Tee Land said in a statement that if the impact of new accounting standards, one-off costs and non-cash items were excluded, it would have notched a pre-tax profit of S$400,000, instead of the S$26.2 million pre-tax loss that it actually recorded.
The group made a loss per share of 5.33 Singapore cents for the full year, widening from a loss per share of 1.95 Singapore cents the previous year, while net asset value was 27.1 Singapore cents a share, down from 32.8 Singapore cents before.
“The group will take a cautious approach when seeking opportunities to acquire new land sites and in making any investments,” Tee Land said in its outlook statement.

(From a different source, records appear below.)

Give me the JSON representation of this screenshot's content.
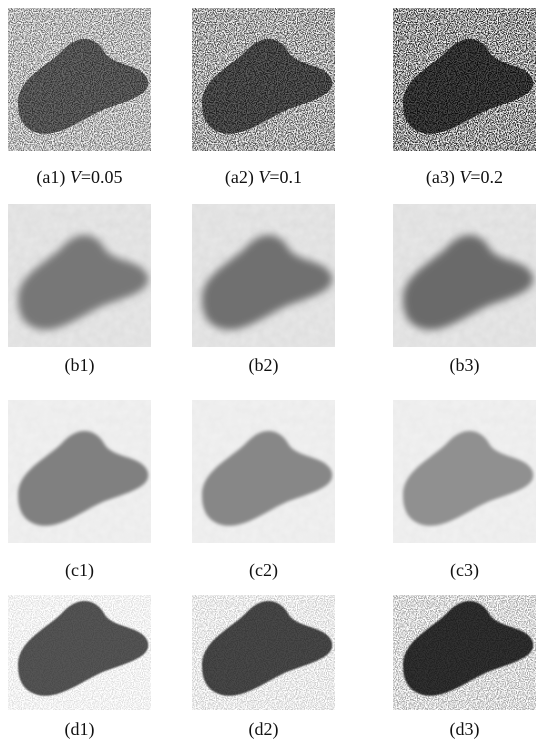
{
  "figure": {
    "rows": [
      {
        "captions": [
          {
            "label": "(a1)",
            "var": "V",
            "rest": "=0.05"
          },
          {
            "label": "(a2)",
            "var": "V",
            "rest": "=0.1"
          },
          {
            "label": "(a3)",
            "var": "V",
            "rest": "=0.2"
          }
        ]
      },
      {
        "captions": [
          {
            "label": "(b1)"
          },
          {
            "label": "(b2)"
          },
          {
            "label": "(b3)"
          }
        ]
      },
      {
        "captions": [
          {
            "label": "(c1)"
          },
          {
            "label": "(c2)"
          },
          {
            "label": "(c3)"
          }
        ]
      },
      {
        "captions": [
          {
            "label": "(d1)"
          },
          {
            "label": "(d2)"
          },
          {
            "label": "(d3)"
          }
        ]
      }
    ]
  }
}
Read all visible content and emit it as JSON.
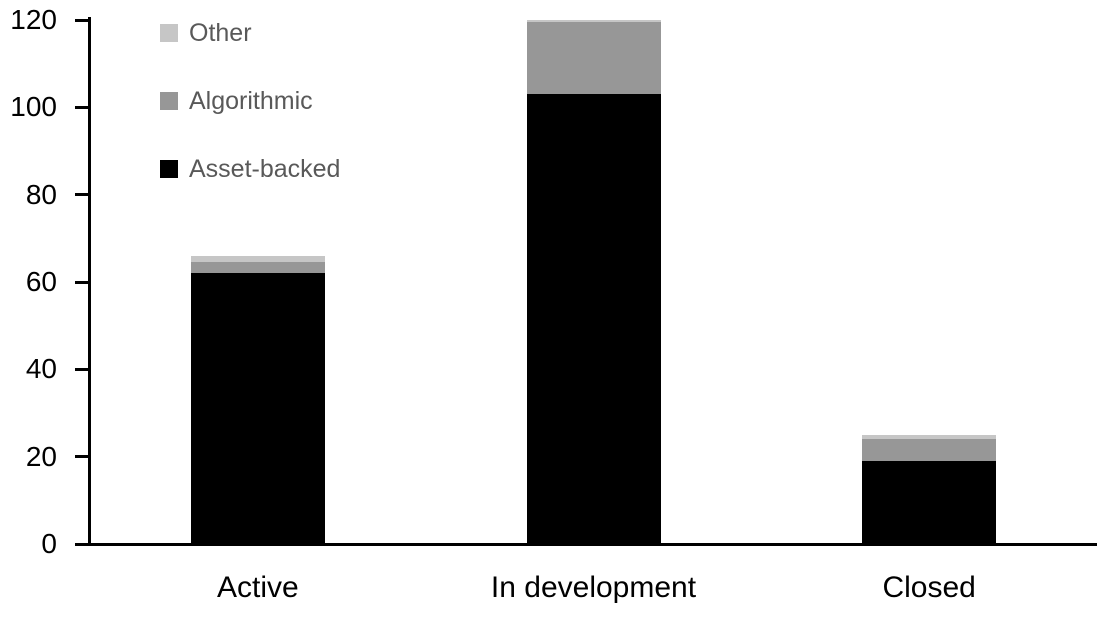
{
  "chart_data": {
    "type": "bar",
    "subtype": "stacked",
    "title": "",
    "xlabel": "",
    "ylabel": "",
    "categories": [
      "Active",
      "In development",
      "Closed"
    ],
    "series": [
      {
        "name": "Asset-backed",
        "color": "#000000",
        "values": [
          62,
          103,
          19
        ]
      },
      {
        "name": "Algorithmic",
        "color": "#979797",
        "values": [
          2.5,
          16.5,
          5
        ]
      },
      {
        "name": "Other",
        "color": "#c6c6c6",
        "values": [
          1.5,
          0.5,
          1
        ]
      }
    ],
    "totals": [
      66,
      120,
      25
    ],
    "ylim": [
      0,
      120
    ],
    "yticks": [
      0,
      20,
      40,
      60,
      80,
      100,
      120
    ],
    "grid": false,
    "legend": {
      "position": "top-left",
      "entries": [
        {
          "label": "Other",
          "color": "#c6c6c6"
        },
        {
          "label": "Algorithmic",
          "color": "#979797"
        },
        {
          "label": "Asset-backed",
          "color": "#000000"
        }
      ]
    }
  },
  "colors": {
    "background": "#ffffff",
    "axis": "#000000",
    "tick_label": "#000000",
    "x_label": "#000000",
    "legend_text": "#595959"
  }
}
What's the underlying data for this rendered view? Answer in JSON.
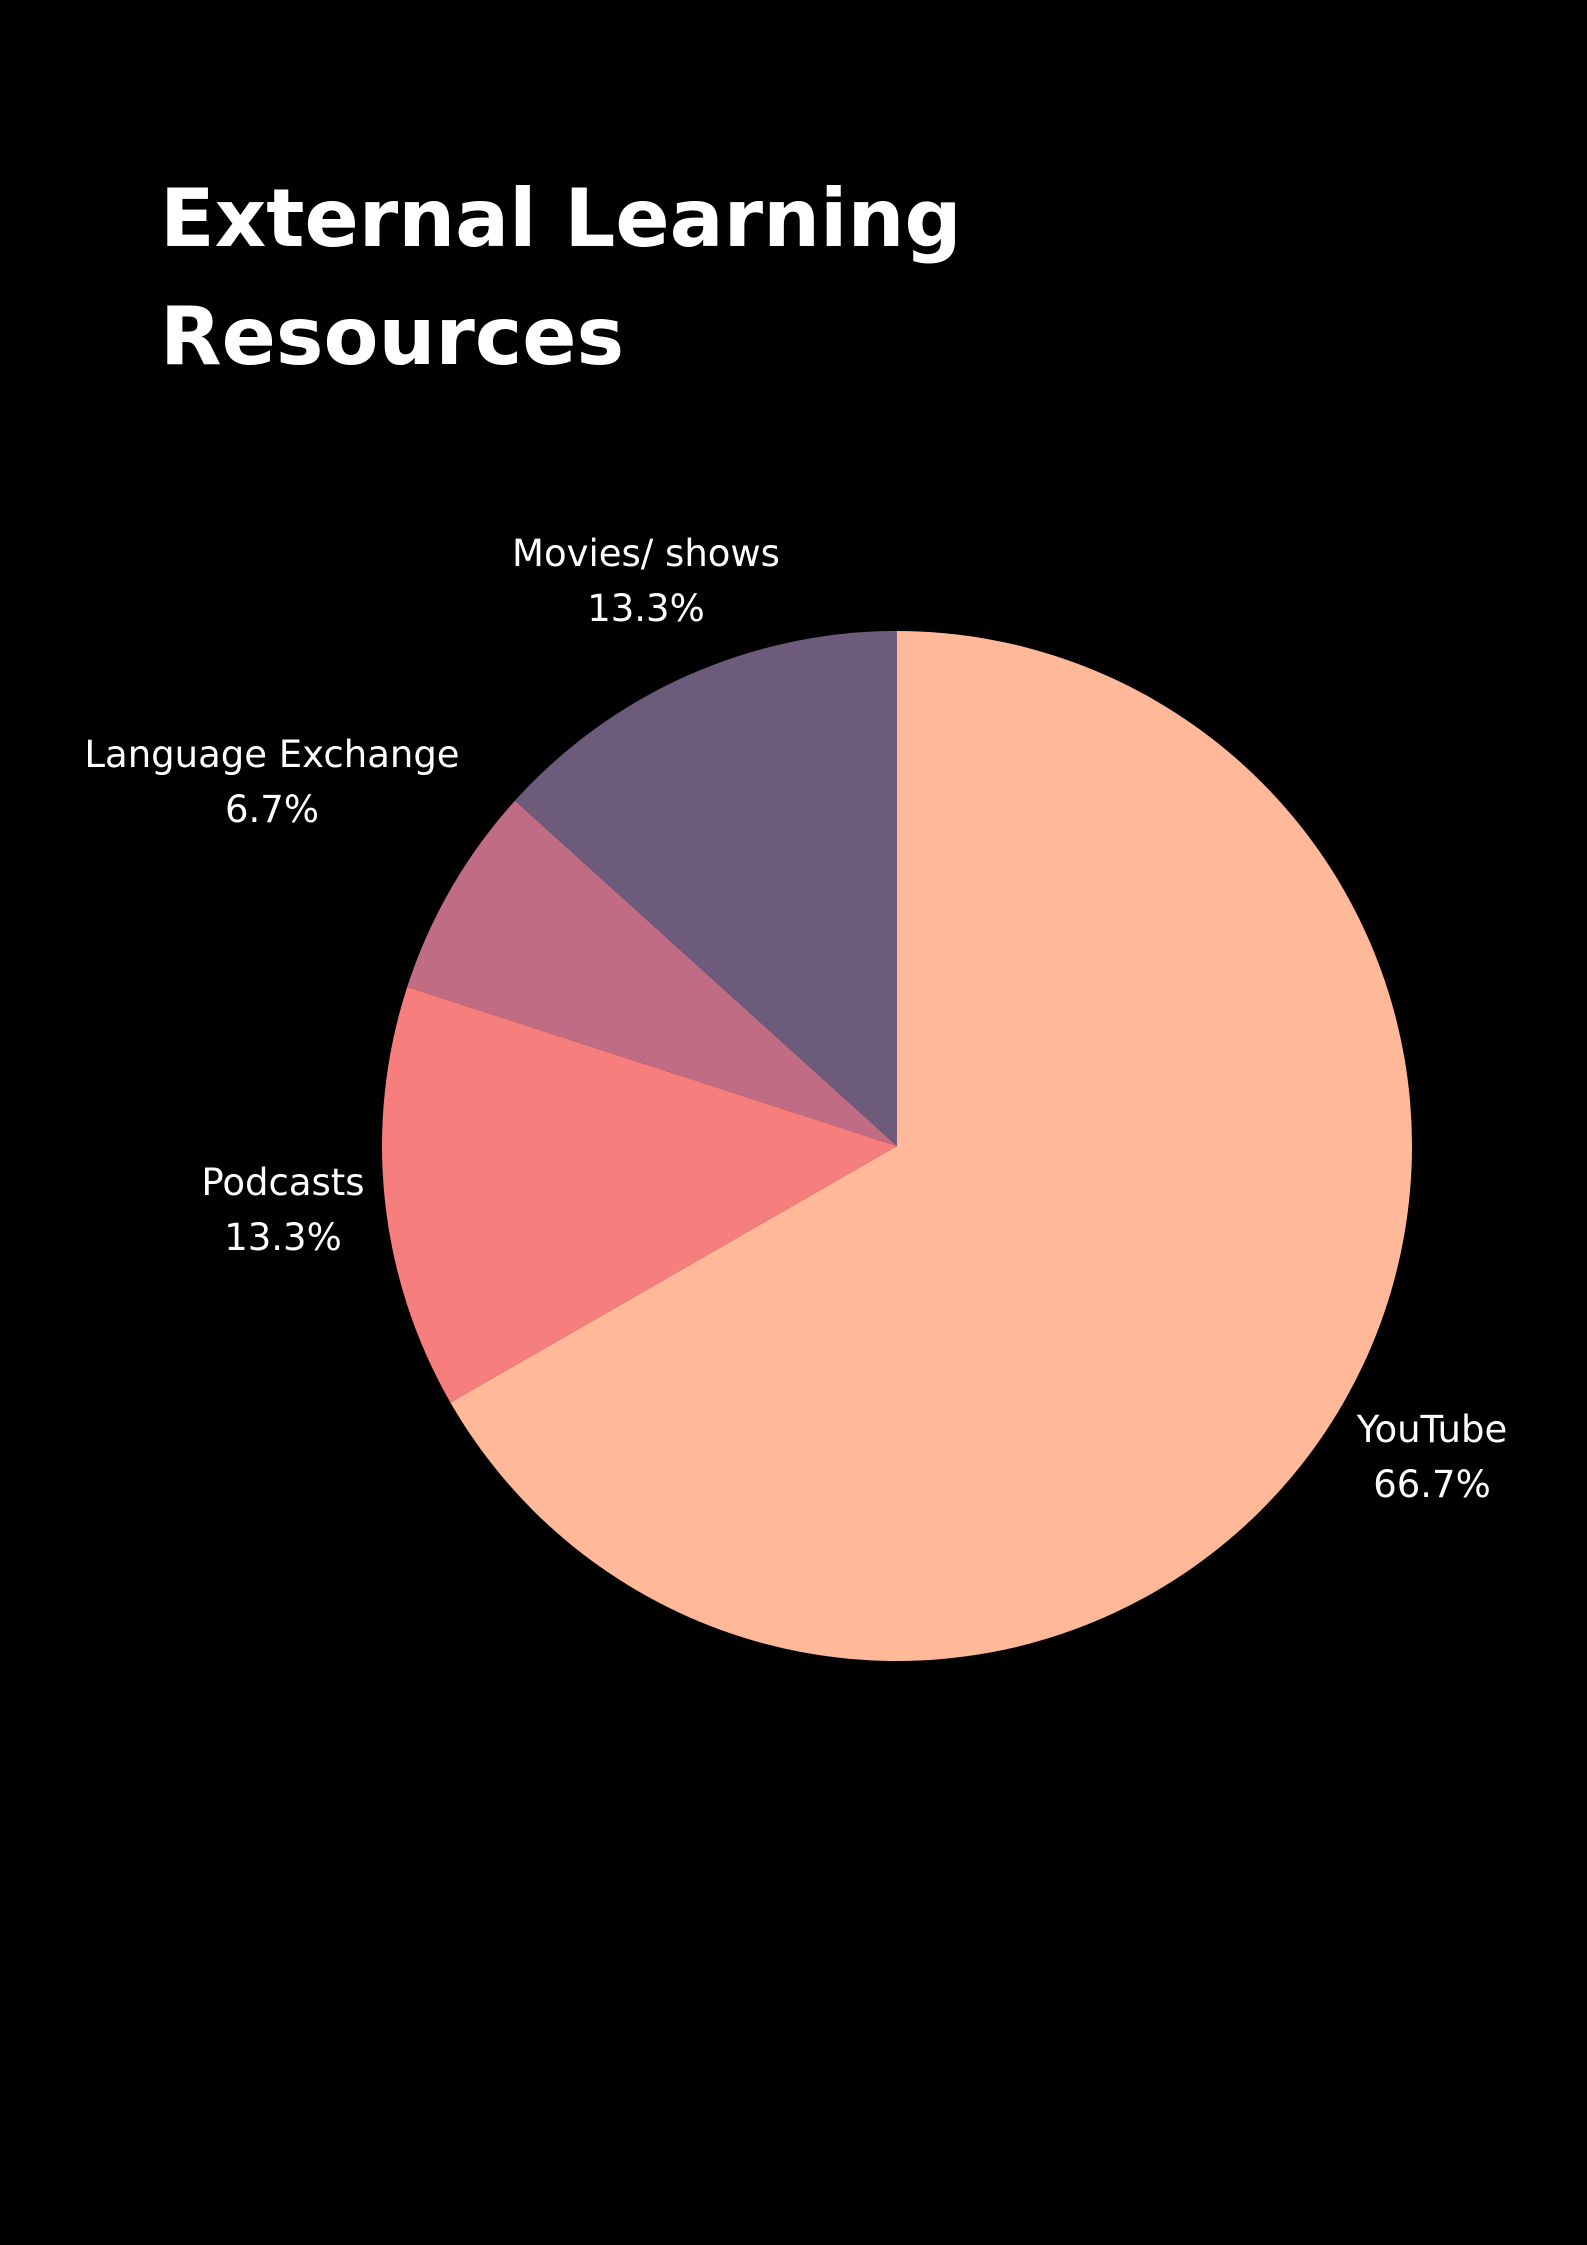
{
  "title_lines": [
    "External Learning",
    "Resources"
  ],
  "chart_data": {
    "type": "pie",
    "title": "External Learning Resources",
    "start_angle": "12 o'clock",
    "direction": "clockwise",
    "legend": "none",
    "slices": [
      {
        "name": "YouTube",
        "value": 66.7,
        "label": "66.7%",
        "color": "#FFB999"
      },
      {
        "name": "Podcasts",
        "value": 13.3,
        "label": "13.3%",
        "color": "#F67E7D"
      },
      {
        "name": "Language Exchange",
        "value": 6.7,
        "label": "6.7%",
        "color": "#C06C84"
      },
      {
        "name": "Movies/ shows",
        "value": 13.3,
        "label": "13.3%",
        "color": "#6C5B7B"
      }
    ]
  }
}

Describing the Singapore residential market as challenging, the company warned that delays in achieving full sales or completing of its projects, under regulatory timelines, “could also adversely affect the group’s performance”.
It added that the performance of its overseas businesses is expected to be hit by a mix of local political events and currency movements.
No dividend was recommended for the period - compared with a full-year pay-out of 0.4 Singapore cent a share for the year prior - which the board said was “on grounds of prudence”.
The counter closed flat at S$0.167, before the results were released.